Here, it was clear that Wilde was convicted of felony theft in South Korea. Nonetheless, the D.C. high court decided that the South Korean conviction could not serve as the basis for a finding of moral turpitude per se. But why? Isn’t theft in Korea just as shocking to the conscience as theft in America is? Not when due process cannot be verified, said the Court.
In the D.C. court’s opinion, a foreign country’s judicial processes are inherently “suspect.” And, where it comes to bear that a domestic court cannot ensure that the fundamental American notions of fairness and due process have been observed in a foreign court, there can be no finding of moral turpitude per se. The Court cited foreign penal codes that make it a crime punishable by up to three years in prison to commit an act of vandalism to support its position that foreign justice systems are untrustworthy . See, e.g., Singapore Vandalism Act, ch. 108, §§ 2, 3, III Statutes of Republic of Singapore, pp. 257-58 (cited in Small v. United States, 544 U.S. 385, 390 (2005)).
In any event, the Court decided that statutory construction deprived them of jurisdiction over the matter. In support of its submission to the Court, the D.C. Bar Counsel cited language from the ethical rules to assert that the South Korean conviction could be validly considered before the D.C. court. The D.C. Ethics Code provides that “[i]f an attorney is found guilty of a [serious] crime or pleads guilty or nolo contendere to a criminal charge in a court outside the District of Columbia,” then “the Court shall enter an order immediately suspending the attorney.” Construing “a court outside the District of Columbia” to include foreign courts, the Bar Counsel argued that the initial suspension and pending moral turpitude per se proceedings were justified. However, the Court declined to include foreign courts within the meaning of the language. See In re Wilde, No. 10–BG–1351, 2013 WL 3064590, at *6 (D.C. Cir. June 20, 2013).
The upshot of this ruling is that an American attorney who would normally face mandatory disbarment as a result of their conviction for a crime involving moral turpitude is exempted from that discipline if their crime was committed outside of the United States–whether or not the foreign crime is identical to its domestic counterpart. So I ask, What do you think about the Courts ruling? Is it fair that an American attorney is disciplined according to where in the world his or her crime was committed? Did the D.C. court get it right? What sort of message does this send to countries like South Korea?
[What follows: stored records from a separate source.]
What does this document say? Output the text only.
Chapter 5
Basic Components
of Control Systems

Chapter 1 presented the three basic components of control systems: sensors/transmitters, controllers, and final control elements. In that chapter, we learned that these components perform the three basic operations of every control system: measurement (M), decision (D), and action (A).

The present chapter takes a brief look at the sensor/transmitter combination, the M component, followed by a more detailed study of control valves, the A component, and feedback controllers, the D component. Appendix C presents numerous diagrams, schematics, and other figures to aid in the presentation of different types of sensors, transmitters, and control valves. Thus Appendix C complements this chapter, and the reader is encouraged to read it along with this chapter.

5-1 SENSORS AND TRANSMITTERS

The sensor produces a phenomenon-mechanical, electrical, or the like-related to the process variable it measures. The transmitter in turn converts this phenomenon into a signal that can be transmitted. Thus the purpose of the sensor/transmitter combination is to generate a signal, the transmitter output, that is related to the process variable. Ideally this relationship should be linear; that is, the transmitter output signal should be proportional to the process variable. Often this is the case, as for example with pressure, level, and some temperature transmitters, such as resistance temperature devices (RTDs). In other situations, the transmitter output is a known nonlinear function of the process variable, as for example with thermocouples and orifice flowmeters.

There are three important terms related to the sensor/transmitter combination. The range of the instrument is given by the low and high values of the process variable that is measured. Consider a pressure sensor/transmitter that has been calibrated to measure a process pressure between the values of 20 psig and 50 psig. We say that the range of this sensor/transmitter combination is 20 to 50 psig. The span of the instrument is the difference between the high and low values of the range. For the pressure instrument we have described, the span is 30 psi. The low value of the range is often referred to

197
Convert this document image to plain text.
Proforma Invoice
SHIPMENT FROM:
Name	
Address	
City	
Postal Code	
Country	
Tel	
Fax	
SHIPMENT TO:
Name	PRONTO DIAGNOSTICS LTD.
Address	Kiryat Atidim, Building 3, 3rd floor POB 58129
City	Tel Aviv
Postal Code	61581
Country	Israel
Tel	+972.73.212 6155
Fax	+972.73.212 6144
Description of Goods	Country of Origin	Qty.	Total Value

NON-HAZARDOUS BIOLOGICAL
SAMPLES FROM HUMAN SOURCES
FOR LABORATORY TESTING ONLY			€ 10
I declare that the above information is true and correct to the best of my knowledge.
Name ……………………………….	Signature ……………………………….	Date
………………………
Note: The Court did indicate in its opinion that the Bar Counsel could bring an action before the Court pursuant to the normal investigative procedures provided for in Rule XI, §10 of the D.C. Code. I do not want it to seem as though I am arguing that there are no other means for disciplining Ms. Wilde. I only intend to highlight the disparate treatment between foreign crimes and domestic crimes in this context.